COVID-19 – 425 Events sector jobs hang by a thread, say organisers

conference

The jobs of 425 persons hang in the balance as Malta’s leading Event and Expo suppliers have come together to express their concerns at the effects Covid-19. Traditionally called MICE, this sector has expressed concern at “the expected long-term, negative repercussions on the economy as a whole”. This sector falls into one of the hardest hit, tourism, as the President of the Malta Chamber Perit David Xuereb said in an interview on Newsbook.com.mt.

While currently in talks with the Chamber of Commerce and the Malta Chamber of SME’s with a view to discussing the way forward, industry players have also drawn up a list of proposals to present to the Prime Minister and the Ministers for Tourism and SMEs. These proposals include a number of measures the sector will ask the government to take in the hope of curtailing the negative effects of the crisis, as follows:

  • Employee National Insurance contributions and tax payments to be postponed to 2021 on agreeable terms and without unforeseen additional taxes. This would benefit both the company and the employees themselves, allowing for more money to reach employee pockets at this difficult time.
  • In order to reduce redundancies, the companies are proposing that the government covers at least 70% of employee wages.

In a statement, the sector said that it is currently at a standstill. The industry reported that it had already seen a substantial increase in cancellations and postponements of events for 2020. Some companies even reported sales figures plummeting by up to 99 per cent as a result. This meant at least €30 million in sales losses for 2020.

Not easy to replace

Apart from their business concerns, the sector currently employs more than 425 people, including full-timers, part-timers and casual workers, “many of whom have specialised skills that are not easy to replace” maintained the statement.

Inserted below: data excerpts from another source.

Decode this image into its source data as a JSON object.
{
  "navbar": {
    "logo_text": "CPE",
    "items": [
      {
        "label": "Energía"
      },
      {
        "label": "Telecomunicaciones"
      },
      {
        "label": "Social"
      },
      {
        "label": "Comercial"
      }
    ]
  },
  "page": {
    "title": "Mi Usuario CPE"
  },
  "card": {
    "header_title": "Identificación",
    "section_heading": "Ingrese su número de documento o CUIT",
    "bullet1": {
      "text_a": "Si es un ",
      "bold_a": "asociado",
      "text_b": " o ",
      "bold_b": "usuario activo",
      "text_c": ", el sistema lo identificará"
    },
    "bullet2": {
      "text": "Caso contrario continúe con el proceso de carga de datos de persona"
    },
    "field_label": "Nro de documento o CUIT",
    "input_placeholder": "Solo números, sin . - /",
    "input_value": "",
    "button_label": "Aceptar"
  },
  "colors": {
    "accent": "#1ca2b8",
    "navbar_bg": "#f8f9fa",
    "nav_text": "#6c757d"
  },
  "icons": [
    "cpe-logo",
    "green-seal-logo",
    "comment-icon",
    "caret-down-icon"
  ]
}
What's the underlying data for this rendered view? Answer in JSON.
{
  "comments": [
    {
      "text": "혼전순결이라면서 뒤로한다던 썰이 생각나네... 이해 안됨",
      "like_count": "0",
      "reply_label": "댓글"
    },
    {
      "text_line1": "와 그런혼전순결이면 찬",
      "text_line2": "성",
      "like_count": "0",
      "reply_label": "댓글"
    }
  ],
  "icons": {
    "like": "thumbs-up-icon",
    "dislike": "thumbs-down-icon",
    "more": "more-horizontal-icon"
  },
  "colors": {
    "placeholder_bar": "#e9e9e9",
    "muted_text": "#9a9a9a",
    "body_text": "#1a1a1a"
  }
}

The statement added that even if the situation starts to come back to normal by June this year, it is expected that realistically the industry will not see any sort of turnaround and resumption of normal operations any time before March 2021.

€40 million annually

Mark Vella, managing director of Powerhouse, who spoke for the sector said that “Together we contribute at least €40 million annually to the Maltese economy. Our objective, therefore, is to form a united front and present our proposals to the government for further discussion, with the view of safeguarding our employees’ livelihood, our businesses, and the sector as a whole, which forms such an integral part of the economy.”